Chen Jun, Zhou Chao, Liu Ying
Department of Oncology, The First Affiliated Hospital of Nanchang University, Nanchang, China.
Department of Neurology, Jiangxi Provincial People's Hospital Affiliated to Nanchang University, Nanchang, China.
Front Oncol. 2022 Feb 23;11:771988. doi: 10.3389/fonc.2021.771988. eCollection 2021.
Tumor-associated macrophages are important components of the tumor microenvironment, and the macrophage phenotypic switch has been shown to correlate with tumor development. However, the use of a macrophage phenotypic switch-related gene (MRG)-based prognosis signature for lung adenocarcinoma (LADC) has not yet been investigated.
In total, 1,114 LADC cases from two different databases were collected. The samples from TCGA were used as the training set (N = 490), whereas two independent datasets (GSE31210 and GSE72094) from the GEO database were used as the validation sets (N = 624). A robust MRG signature that predicted clinical outcomes of LADC patients was identified through multivariate COX and Lasso regression analysis. Gene set enrichment analysis was applied to analyze molecular pathways associated with the MRG signature. Moreover, the fractions of 22 immune cells were estimated using CIBERSORT algorithm.
An eight MRG-based signature comprising CTSL, ECT2, HCFC2, HNRNPK, LRIG1, OSBPL5, P4HA1, and TUBA4A was used to estimate the LADC patients' overall survival. The MRG model was capable of distinguishing high-risk patients from low-risk patients and accurately predict survival in both the training and validation cohorts. Subsequently, the eight MRG-based signature and other features were used to construct a nomogram to better predict the survival of LADC patients.
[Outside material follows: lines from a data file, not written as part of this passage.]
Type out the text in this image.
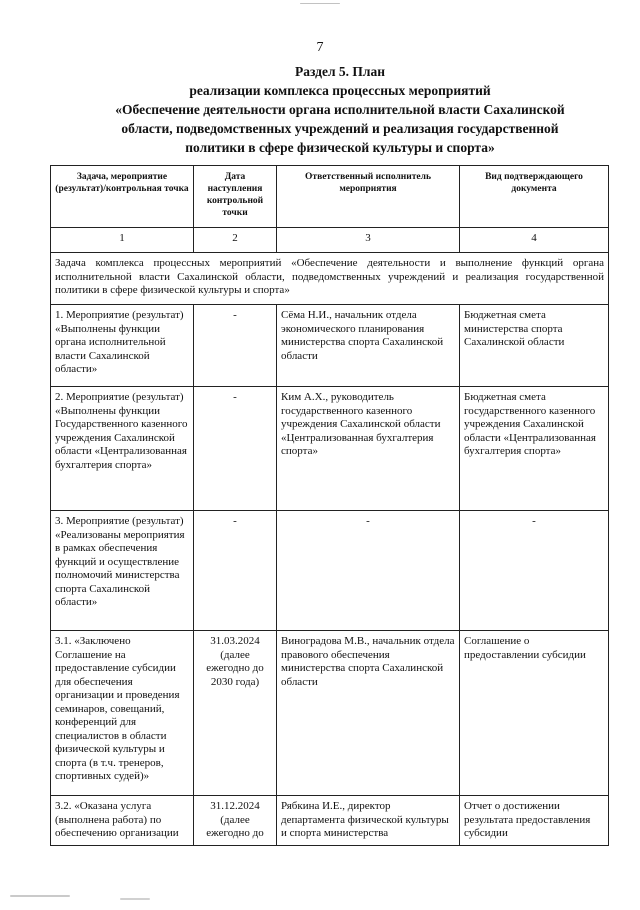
7
Раздел 5. План
реализации комплекса процессных мероприятий
«Обеспечение деятельности органа исполнительной власти Сахалинской
области, подведомственных учреждений и реализация государственной
политики в сфере физической культуры и спорта»
Задача, мероприятие (результат)/контрольная точка	Дата наступления контрольной точки	Ответственный исполнитель мероприятия	Вид подтверждающего документа
1	2	3	4
Задача комплекса процессных мероприятий «Обеспечение деятельности и выполнение функций органа исполнительной власти Сахалинской области, подведомственных учреждений и реализация государственной политики в сфере физической культуры и спорта»			
1. Мероприятие (результат) «Выполнены функции органа исполнительной власти Сахалинской области»	-	Сёма Н.И., начальник отдела экономического планирования министерства спорта Сахалинской области	Бюджетная смета министерства спорта Сахалинской области
2. Мероприятие (результат) «Выполнены функции Государственного казенного учреждения Сахалинской области «Централизованная бухгалтерия спорта»	-	Ким А.Х., руководитель государственного казенного учреждения Сахалинской области «Централизованная бухгалтерия спорта»	Бюджетная смета государственного казенного учреждения Сахалинской области «Централизованная бухгалтерия спорта»
3. Мероприятие (результат) «Реализованы мероприятия в рамках обеспечения функций и осуществление полномочий министерства спорта Сахалинской области»	-	-	-
3.1. «Заключено Соглашение на предоставление субсидии для обеспечения организации и проведения семинаров, совещаний, конференций для специалистов в области физической культуры и спорта (в т.ч. тренеров, спортивных судей)»	31.03.2024 (далее ежегодно до 2030 года)	Виноградова М.В., начальник отдела правового обеспечения министерства спорта Сахалинской области	Соглашение о предоставлении субсидии
3.2. «Оказана услуга (выполнена работа) по обеспечению организации	31.12.2024 (далее ежегодно до	Рябкина И.Е., директор департамента физической культуры и спорта министерства	Отчет о достижении результата предоставления субсидии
Calibration plots and decision curve analysis exhibited good consistency between the nomogram predictions and actual observation. ROC curves displayed that the signature had good robustness to predict LADC patients' prognostic outcome.
We identified a phenotypic switch-related signature for predicting the survival of patients with LADC.
肿瘤相关巨噬细胞是肿瘤微环境的重要组成部分,巨噬细胞表型转换已被证明与肿瘤发展相关。然而,基于巨噬细胞表型转换相关基因(MRG)的预后特征在肺腺癌(LADC)中的应用尚未得到研究。
总共收集了来自两个不同数据库的1114例LADC病例。来自TCGA的样本用作训练集(N = 490),而来自GEO数据库的两个独立数据集(GSE31210和GSE72094)用作验证集(N = 624)。通过多变量COX和Lasso回归分析确定了一个预测LADC患者临床结局的强大MRG特征。应用基因集富集分析来分析与MRG特征相关的分子途径。此外,使用CIBERSORT算法估计22种免疫细胞的比例。
一个基于8个MRG的特征,包括CTSL、ECT2、HCFC2、HNRNPK、LRIG1、OSBPL5、P4HA1和TUBA4A,用于估计LADC患者的总生存期。MRG模型能够区分高风险患者和低风险患者,并准确预测训练和验证队列中的生存期。随后,基于8个MRG的特征和其他特征被用于构建列线图,以更好地预测LADC患者的生存期。校准图和决策曲线分析显示列线图预测与实际观察之间具有良好的一致性。ROC曲线显示该特征在预测LADC患者的预后结局方面具有良好的稳健性。
我们确定了一个与表型转换相关的特征,用于预测LADC患者的生存期。